The lead sealing of a high-voltage power cable has important sealing and waterproofing effects on the cable terminal and intermediate connection, and it ensures that the metal sheath of the cable connects with other electrical equipment and is well grounded [1]. Once the lead sealing of a cable becomes defective under the action of external force, air and water ingression occurs at the cable joints, and this may cause further accidents, such as breakdown and explosions in serious cases. In 2017 and 2019, power failure accidents happened in the Zhejiang power grid of China due to the lead sealing cracking of 110 kV and 220 kV high-voltage cables, which seriously affected the safe and stable transmission of power loads [2]. Hence, in order to improve the monitoring level of lead sealing quality and reduce the accident rates of power failure caused by lead sealing defects, it is necessary to carry out nondestructive testing and an evaluation of the cable lead sealings.
At present, for the defects of cable lead sealing, the currently used nondestructive testing methods include ultrasonic testing, eddy current testing, radiographic testing and loop resistance testing. However, ultrasonic testing, radiographic testing and loop resistance testing are limited by the structure and material of the lead sealing, and they cannot accurately discriminate the defects in a cable lead sealing [2,3,4]. Moreover, the eddy current testing method, which has the advantages of high sensitivity and non-contact, has been proven to be effective in detecting the defects of lead sealings [2,5,6,7,8,9]. To ensure the mechanical strength of a lead sealing, the thickness of the cable lead sealing should not be less than 12 mm, which is stipulated in the power industry standard DL/T 344-2010 [10].
However, previous studies have focused on the detection of surface and near-surface defects of lead sealings using commercial eddy current testing equipment, and they have seldom researched the detection methods and eddy current signal characteristics of deep defects in lead sealings [11]. Moreover, the pulsed eddy current testing (PECT) method has been proven to be a promising nondestructive testing technique.

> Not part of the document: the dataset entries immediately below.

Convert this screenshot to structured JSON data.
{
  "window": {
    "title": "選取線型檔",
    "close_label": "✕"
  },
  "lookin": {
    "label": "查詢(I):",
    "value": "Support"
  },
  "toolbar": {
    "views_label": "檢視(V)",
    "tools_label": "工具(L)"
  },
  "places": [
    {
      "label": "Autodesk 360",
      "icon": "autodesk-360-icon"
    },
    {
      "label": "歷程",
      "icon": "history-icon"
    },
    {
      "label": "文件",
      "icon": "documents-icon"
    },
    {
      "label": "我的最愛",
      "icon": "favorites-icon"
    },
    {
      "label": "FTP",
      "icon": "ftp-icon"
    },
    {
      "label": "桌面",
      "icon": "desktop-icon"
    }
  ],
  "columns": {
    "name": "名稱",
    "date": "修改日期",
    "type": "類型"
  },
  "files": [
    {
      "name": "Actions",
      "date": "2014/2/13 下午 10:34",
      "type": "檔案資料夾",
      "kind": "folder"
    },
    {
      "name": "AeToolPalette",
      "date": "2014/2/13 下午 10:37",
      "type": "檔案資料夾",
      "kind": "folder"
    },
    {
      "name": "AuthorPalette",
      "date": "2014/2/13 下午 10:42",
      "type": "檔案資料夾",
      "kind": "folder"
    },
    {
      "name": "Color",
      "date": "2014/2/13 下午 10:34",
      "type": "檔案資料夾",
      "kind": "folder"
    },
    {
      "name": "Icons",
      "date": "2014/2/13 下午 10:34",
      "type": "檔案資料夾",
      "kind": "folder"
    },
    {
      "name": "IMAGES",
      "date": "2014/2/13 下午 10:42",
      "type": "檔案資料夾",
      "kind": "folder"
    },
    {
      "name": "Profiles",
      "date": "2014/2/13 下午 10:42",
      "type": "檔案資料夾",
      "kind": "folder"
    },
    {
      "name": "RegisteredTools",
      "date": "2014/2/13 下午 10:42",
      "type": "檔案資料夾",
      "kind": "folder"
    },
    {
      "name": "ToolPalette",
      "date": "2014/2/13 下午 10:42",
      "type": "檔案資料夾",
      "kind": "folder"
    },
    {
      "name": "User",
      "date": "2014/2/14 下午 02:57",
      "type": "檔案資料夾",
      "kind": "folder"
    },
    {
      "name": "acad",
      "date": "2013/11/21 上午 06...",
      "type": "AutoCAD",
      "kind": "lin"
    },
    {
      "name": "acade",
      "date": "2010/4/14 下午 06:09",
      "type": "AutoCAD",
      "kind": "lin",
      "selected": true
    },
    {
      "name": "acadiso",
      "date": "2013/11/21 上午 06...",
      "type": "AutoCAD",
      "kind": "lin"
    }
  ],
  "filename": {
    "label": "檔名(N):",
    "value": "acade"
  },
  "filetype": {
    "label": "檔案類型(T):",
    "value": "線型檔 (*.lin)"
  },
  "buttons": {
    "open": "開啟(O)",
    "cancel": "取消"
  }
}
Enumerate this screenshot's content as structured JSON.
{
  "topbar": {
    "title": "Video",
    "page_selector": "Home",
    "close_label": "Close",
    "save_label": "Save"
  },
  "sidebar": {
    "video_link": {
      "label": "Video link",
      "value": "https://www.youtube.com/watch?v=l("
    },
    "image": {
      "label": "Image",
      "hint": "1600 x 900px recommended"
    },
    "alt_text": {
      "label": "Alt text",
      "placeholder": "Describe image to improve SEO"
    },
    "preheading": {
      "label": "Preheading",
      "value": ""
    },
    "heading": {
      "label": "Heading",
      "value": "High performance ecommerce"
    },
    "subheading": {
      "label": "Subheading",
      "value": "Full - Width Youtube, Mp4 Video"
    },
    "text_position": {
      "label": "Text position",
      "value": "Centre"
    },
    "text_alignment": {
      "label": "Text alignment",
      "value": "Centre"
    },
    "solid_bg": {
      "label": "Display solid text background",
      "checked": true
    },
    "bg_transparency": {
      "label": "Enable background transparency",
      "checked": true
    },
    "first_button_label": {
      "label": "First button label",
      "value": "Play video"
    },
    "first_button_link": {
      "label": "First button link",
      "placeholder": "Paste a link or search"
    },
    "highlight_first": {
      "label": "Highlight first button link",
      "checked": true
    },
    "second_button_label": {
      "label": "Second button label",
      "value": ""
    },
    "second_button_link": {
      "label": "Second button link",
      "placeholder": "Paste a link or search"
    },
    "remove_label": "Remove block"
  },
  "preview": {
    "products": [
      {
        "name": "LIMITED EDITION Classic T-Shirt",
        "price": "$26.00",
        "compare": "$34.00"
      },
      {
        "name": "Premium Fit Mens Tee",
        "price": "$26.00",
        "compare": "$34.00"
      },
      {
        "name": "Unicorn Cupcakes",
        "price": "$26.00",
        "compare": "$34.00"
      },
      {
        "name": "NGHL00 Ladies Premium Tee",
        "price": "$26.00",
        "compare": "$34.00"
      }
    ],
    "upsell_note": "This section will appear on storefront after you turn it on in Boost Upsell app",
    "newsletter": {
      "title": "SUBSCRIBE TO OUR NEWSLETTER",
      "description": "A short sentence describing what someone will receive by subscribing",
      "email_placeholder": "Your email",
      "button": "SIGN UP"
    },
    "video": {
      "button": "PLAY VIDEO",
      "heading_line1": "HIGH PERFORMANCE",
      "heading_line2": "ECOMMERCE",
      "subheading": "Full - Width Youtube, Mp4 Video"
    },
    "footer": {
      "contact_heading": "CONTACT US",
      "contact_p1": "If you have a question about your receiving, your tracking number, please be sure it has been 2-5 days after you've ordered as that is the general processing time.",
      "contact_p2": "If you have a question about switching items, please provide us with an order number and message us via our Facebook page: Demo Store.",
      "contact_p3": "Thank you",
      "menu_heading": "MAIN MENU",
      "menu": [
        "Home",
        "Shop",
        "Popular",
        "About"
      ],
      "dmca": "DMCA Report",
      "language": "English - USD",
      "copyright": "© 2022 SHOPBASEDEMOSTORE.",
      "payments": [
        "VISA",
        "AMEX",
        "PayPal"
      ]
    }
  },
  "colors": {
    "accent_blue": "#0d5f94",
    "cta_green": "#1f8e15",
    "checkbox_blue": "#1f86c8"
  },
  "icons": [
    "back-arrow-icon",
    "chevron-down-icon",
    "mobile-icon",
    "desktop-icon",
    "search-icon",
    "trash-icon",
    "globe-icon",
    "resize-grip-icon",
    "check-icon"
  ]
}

However, during the detection process, energy wasting is an unavoidable disadvantage due to its wide frequency band of the PECT signal in the frequency domain [12]. Although researchers have proposed a frequency-band-selecting pulsed eddy current testing (FSPECT) method based on defect depths [13], it is difficult to maximize the peak value of the excitation signal under the same input power when not adjusting the initial phase angles of the different frequency components, which is not conducive to detect the defects inside lead sealings or between the lead sealing and the aluminum sheath under the condition of heavy wall thickness.
Consequently, the objective of this work is to propose an improved pulsed eddy current detection (IPECD) method and to study the features of IPECD signals in the time domain analysis when detecting the defects of lead sealings ranging from 6 to 12 mm. Firstly, the frequency range selection principle and the optimization method of initial phase angles of different frequency components are illustrated. Secondly, the signal characteristics and sensitivities before and after the optimization of the initial phase angles are analyzed via simulations. Finally, the effects of the defect depth on features of the lift-off point of intersection (LOI) and zero-crossing time (ZCT) are explored via experiments, which enhances the accuracy and reliability of IPECD method for the evaluation of defects.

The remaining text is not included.